My grandmother kept prayers in her knitting basket.
To me, it seemed an odd place to keep them. Prayers are meant to be kept in a Bible on the parlor shelf, or stuffed away in a church, gathering dust with the rest of the relics. At the very least, they’re supposed to be kept somewhere that’s just a little reverent. Somewhere solemn and quiet, like a graveyard or a room you don’t visit every day.
But my grandmother keeps them with her knitting, and sometimes they get tangled up in her yarn.
She knits in her sitting room, in her rocking chair beside the fire. It’s bright and sunny, with a rag rug on the wood floor and flowers on the windowsill. I come to sit with her sometimes when my mother is working and the house is empty. She’ll send me after fresh daisies from the field outside and a pitcher of well water for the two of us, and I’ll lie on the floor and color while she talks to me and to God.
I don’t think the preacher would like the way she prays much. He uses fancy words when he prays, thees and thous, and he always spreads his hands out wide as if he’s trying to push the prayers right into heaven.

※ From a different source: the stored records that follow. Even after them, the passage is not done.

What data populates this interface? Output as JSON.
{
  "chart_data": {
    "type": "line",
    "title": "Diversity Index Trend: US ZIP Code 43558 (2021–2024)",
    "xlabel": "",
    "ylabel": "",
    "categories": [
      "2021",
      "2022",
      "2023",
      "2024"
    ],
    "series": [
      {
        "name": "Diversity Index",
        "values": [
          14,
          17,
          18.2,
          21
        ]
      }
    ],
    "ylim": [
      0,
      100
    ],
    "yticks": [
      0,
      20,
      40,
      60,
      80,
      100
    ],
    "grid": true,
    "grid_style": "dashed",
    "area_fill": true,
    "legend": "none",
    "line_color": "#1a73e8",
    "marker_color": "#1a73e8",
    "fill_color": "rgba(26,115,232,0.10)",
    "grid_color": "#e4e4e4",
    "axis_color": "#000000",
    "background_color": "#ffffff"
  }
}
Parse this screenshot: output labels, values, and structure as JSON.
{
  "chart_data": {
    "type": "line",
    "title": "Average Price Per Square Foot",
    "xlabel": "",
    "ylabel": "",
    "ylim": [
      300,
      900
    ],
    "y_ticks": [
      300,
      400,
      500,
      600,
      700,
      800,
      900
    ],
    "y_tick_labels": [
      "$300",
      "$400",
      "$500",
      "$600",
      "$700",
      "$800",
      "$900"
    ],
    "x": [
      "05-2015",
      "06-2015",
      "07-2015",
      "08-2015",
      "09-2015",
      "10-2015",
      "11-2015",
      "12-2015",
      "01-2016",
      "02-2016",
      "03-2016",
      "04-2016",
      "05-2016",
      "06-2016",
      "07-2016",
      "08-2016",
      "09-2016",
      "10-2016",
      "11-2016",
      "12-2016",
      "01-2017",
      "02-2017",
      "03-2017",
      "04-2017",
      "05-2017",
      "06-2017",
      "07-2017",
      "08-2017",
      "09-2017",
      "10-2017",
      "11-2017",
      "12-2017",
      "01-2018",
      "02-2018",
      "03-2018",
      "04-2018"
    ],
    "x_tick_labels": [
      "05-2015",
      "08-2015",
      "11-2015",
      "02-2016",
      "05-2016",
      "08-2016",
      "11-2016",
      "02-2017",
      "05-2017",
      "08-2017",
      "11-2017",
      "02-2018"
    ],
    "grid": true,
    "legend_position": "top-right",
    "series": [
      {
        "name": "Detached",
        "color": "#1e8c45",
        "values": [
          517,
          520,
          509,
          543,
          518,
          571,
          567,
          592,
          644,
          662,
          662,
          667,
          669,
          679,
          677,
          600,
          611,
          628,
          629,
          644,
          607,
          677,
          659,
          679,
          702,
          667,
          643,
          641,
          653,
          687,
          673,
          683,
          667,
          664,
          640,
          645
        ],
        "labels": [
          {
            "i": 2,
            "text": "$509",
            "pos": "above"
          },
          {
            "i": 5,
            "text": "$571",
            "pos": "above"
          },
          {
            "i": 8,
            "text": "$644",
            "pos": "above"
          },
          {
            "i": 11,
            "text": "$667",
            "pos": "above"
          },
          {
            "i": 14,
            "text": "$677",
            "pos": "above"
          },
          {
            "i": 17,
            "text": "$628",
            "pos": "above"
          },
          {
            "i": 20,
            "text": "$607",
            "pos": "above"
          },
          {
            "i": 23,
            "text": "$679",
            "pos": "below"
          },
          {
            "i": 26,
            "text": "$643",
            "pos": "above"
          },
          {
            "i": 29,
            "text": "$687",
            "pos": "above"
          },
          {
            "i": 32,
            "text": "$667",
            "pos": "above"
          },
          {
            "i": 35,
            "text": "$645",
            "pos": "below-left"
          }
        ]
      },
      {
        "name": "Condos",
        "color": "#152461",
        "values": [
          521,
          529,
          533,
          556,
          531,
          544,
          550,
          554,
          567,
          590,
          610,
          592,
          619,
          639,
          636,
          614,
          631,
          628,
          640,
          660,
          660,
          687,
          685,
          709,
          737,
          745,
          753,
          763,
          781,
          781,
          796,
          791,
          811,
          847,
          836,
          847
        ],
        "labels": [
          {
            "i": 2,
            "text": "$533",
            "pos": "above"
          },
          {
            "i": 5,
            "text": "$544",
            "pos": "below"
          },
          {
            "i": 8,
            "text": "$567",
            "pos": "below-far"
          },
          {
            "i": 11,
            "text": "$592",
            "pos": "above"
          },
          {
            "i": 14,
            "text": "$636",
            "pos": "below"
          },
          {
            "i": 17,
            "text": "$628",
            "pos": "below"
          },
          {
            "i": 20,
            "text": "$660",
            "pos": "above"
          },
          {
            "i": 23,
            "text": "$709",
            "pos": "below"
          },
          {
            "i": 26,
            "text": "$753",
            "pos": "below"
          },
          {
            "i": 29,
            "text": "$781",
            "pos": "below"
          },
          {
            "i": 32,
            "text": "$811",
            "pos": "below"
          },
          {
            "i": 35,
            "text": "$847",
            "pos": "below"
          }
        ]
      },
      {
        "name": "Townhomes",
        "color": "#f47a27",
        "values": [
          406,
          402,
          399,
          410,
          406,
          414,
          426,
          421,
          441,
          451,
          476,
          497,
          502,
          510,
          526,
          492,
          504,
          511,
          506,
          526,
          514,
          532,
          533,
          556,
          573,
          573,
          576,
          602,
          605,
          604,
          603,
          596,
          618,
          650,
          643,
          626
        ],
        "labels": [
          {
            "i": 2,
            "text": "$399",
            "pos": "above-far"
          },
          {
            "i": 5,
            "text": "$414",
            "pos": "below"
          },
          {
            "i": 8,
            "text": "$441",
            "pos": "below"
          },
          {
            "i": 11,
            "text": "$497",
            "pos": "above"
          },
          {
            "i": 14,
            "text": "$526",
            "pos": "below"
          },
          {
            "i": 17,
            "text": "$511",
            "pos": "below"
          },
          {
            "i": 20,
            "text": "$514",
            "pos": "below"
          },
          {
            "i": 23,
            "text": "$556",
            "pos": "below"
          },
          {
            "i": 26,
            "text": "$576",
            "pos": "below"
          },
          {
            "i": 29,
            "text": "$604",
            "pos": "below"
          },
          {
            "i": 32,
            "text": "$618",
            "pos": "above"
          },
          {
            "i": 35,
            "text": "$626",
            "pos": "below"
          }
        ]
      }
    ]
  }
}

When she prays, I have to glance up to make sure God isn’t sitting right there next to her. Some days, I don’t think she’s praying at all. At least, not the sort of praying that I know. She talks to Him the way she talks to just about anybody. She tells Him about my new haircut, or the families who’ve been coming to live with us from the cities, or about mama’s new job in the factory. If I don’t look up every now and then, I’ll forget that He isn’t sitting in the rocking chair across from her and maybe whittling or something.
She’s knitting socks today. The sky is gray, and it’s snowing hard enough that I should have started for home an hour ago. But she used up a whole tea ration for just the two of us, and I’d rather not wait in a cold house until six o’clock. So I watch the fire crackling and the cardinal pecking at the snow outside the window and listen to her talking to God about the snow in Russia and the man who’s going to be wearing the socks she’s making. Her prayers get caught up in her needles, and by the time she’s finished the gray wool is just a little silver too.
I’ve lost count of how many socks she’s sent out. She keeps them in a basket, and when she’s got ten or twelve pairs she sends them off. We never find out what happens to them, or to the prayers she’s knitted in with the wool, but she always tells me that God keeps track of those things.
I hope he does. I haven’t heard that knitted prayers keep a man’s feet warm, but I’d bet they’re good for something.